Glass Onion

Glass Onion ★★★★

As Kenneth Branagh has recently proven, Knives Out was pretty much the death knell for the rote whodunnit, signalling a collective desire to stray from the Clue-centric style of claustrophobic mystery-solving. When such a unique take on a tired formula itself becomes the basis for a series, some might understandably fear a parodic self-implosion; the hero turning into the villain before our very eyes. If those were your hesitations going into Glass Onion, then once again, Rian Johnson has proven himself a master of subversion.

Consequently, if your fears of Glass Onion, coming out of Knives Out, were that Johnson would continue to tangle his clump of yarn with undying elan and no thoughts spared for those seeking a straightforward journey, then he may very well be delivering exactly what you expected, and didn't want. So laborious is his constructed mystery that I wouldn't blame a soul for tapping out at the first sign of extended flashback sequences. But as soon as Johnson introduces a groan-worthy trope of the plot twist-heavy melodrama and actually uses it to elevate the tension, those of us on board with Glass Onion's shenanigans can count ourselves in it for the long haul. The film, like its organic namesake, has layers, but those layers are for sheer entertainment value rather than pedantic posturing; Johnson is flexing his narrative trickery, but in a manner that feels inviting, not condescending.

Unlike Adam McKay, Johnson seems to understand how to properly utilize an ensemble comedy cast, foregoing the biggest box office draws in favour of a reliable set of A-list supporting players to accompany his one returning protagonist. Once more, these characters play into moulds that clearly took the writer less time to develop than the murder mystery enveloping them, but everyone from Janelle Monáe to Kathryn Hahn shows up as a team player, with no vain attempts to be a standout for all the wrong reasons (take note, Rylance...).

Perhaps the biggest star of Glass Onion, besides Johnson himself, is the film's shiny island setting—the culmination of Elon Musk and Martin Shkreli's wet dreams. Netflix bankrolled the sequel and its planned follow-up from their seemingly bottomless pit of blood money, and even with the same budget as its predecessor, Glass Onion certainly appears expensive enough for its brand name—half a billion dollars on the acquisition rights?!?!?! Somehow, though, that sleeker edge actually informs the personality of this platform of mayhem, making for the perfect 21st century labyrinth through which to place this group of vapid lab rats.

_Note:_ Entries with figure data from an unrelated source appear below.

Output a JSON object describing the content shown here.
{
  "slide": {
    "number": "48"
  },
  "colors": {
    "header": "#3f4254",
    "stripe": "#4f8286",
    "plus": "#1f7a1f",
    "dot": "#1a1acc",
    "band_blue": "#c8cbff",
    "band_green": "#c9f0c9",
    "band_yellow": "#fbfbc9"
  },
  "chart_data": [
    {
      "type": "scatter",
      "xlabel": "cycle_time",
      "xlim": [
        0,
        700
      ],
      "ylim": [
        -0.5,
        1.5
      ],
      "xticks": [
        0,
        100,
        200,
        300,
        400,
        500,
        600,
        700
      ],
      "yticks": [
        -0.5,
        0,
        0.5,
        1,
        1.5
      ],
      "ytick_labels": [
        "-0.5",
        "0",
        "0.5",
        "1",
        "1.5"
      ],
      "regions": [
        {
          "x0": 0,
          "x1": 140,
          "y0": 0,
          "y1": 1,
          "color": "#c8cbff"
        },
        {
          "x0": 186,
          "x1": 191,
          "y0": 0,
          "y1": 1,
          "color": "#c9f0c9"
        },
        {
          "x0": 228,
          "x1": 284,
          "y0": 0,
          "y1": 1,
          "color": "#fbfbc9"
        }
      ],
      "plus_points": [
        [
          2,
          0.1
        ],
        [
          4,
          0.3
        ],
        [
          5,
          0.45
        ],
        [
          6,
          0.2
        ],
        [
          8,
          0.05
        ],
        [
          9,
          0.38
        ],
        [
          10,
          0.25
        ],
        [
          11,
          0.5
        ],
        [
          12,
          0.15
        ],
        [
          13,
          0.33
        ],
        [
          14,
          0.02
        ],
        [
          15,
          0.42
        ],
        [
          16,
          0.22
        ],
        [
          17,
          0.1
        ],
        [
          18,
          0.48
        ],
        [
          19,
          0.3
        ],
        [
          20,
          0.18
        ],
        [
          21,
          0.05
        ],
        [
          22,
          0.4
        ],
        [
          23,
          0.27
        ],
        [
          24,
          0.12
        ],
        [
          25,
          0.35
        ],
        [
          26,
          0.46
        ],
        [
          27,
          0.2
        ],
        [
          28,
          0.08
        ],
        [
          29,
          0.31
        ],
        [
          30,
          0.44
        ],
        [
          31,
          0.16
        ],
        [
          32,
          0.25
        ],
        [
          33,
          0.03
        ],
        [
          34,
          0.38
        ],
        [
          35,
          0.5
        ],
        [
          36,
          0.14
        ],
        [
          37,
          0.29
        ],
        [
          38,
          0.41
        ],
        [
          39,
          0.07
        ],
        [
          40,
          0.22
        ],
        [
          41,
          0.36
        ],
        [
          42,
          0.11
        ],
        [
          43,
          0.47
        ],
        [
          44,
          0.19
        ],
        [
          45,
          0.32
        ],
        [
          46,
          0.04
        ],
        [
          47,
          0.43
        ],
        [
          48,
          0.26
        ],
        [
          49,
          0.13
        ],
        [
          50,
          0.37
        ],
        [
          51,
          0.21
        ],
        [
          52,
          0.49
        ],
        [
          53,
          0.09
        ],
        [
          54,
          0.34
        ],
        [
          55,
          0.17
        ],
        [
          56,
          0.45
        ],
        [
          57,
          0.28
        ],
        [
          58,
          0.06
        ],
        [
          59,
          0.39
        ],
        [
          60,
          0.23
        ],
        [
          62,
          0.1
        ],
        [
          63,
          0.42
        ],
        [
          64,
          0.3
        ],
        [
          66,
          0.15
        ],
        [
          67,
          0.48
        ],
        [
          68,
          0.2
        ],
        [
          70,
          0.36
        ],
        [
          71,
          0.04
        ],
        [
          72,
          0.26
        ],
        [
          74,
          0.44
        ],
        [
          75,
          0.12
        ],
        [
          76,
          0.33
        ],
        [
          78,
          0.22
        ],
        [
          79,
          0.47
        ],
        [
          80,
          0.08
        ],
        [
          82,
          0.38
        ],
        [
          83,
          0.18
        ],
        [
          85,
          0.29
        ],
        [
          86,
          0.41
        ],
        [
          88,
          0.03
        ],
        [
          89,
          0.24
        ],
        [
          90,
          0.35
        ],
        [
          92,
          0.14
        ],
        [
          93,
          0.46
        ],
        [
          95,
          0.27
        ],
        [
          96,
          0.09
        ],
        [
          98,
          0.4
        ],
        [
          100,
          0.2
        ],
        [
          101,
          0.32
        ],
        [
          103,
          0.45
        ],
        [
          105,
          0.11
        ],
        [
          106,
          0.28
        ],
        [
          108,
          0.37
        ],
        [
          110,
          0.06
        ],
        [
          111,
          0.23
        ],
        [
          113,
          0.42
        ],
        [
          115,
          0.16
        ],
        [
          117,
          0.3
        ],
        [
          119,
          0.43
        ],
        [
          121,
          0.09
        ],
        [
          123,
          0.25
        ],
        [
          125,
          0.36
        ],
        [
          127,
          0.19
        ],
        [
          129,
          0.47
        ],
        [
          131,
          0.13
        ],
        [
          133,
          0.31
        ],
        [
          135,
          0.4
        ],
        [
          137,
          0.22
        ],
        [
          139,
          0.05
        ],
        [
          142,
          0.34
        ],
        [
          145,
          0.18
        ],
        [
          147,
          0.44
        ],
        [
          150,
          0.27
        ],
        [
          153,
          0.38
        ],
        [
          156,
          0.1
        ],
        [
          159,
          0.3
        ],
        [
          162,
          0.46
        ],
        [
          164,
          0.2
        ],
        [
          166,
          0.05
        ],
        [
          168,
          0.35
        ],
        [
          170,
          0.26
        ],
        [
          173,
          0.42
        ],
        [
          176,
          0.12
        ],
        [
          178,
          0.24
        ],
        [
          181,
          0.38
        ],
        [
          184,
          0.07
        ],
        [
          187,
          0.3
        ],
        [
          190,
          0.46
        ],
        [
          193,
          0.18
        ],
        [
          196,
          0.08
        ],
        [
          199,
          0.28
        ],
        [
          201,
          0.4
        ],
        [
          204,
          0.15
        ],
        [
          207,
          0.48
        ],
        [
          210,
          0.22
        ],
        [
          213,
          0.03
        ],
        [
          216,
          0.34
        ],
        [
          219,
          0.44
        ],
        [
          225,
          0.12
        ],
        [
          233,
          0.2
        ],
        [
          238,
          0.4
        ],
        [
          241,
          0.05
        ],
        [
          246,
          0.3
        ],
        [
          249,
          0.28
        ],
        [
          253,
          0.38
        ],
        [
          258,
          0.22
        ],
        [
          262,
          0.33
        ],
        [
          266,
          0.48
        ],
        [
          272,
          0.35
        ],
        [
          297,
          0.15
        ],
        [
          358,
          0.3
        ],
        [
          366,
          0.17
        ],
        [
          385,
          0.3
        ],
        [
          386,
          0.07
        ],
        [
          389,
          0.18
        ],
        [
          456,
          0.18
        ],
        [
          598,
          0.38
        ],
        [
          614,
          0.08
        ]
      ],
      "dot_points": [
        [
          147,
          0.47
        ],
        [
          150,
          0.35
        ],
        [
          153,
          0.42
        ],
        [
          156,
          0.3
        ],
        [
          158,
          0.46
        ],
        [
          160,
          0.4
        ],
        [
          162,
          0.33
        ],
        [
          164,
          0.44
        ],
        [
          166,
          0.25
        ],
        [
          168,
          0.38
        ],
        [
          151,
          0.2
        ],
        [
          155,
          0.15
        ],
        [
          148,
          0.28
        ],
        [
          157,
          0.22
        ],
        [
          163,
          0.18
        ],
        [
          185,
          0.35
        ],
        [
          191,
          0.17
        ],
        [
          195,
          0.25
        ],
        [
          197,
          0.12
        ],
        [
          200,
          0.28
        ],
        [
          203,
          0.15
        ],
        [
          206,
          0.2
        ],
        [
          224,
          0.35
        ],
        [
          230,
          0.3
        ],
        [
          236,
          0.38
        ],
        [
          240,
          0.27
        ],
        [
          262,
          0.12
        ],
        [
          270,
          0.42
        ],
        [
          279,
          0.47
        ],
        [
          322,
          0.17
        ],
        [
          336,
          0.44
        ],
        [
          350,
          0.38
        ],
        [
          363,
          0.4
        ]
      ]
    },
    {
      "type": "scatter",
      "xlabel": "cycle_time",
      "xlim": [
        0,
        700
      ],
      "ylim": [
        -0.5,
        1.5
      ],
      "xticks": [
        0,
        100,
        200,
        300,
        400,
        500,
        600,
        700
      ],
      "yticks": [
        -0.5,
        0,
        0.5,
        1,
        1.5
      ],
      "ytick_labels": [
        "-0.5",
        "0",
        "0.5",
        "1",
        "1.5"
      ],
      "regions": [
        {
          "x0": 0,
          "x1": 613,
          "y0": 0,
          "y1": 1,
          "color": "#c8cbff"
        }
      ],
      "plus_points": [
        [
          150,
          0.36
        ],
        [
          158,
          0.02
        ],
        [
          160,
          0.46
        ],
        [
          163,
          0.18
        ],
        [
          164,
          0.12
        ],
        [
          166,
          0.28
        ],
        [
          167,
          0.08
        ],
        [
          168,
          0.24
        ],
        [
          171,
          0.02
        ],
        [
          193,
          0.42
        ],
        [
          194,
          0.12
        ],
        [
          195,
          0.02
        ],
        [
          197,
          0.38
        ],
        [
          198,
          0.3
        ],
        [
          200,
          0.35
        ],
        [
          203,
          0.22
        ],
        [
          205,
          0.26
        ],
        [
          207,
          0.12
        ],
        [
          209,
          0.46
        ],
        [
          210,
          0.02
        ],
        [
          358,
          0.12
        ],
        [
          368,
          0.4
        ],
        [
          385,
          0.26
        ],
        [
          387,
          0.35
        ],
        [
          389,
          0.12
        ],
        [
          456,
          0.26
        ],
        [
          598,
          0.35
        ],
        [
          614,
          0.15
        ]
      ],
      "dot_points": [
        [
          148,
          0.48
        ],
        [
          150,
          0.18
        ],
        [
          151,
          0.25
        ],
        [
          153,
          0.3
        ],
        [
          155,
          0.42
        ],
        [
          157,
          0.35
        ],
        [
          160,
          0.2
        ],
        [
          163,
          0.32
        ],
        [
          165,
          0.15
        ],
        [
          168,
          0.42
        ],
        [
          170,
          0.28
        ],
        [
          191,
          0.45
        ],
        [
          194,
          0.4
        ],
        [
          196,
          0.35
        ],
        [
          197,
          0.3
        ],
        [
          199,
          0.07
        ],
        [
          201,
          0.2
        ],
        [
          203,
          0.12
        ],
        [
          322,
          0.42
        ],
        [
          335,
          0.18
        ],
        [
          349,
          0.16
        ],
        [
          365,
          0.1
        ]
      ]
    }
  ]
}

The world owes Rian Johnson an apology. And by "the world," I of course mean the small but vocal contingent of grown-up crybabies who decried Johnson as a "woke" pariah because the sloppy but admittedly effortful Star Wars: The Last Jedi actually bothered taking some risks in a franchise that could, at the time, more than afford it. Then again, the arguable failure of The Last Jedi may have been a blessing in disguise, for imagine how much of the director's gleeful tomfoolery would have gone to waste on a promised trilogy of Lucasfilm products. Instead, we got the birth of Johnson's rightful franchise—one whose unapologetic deconstruction of genre conventions laid the foundation for a series capable of constant reinvention through a single formula.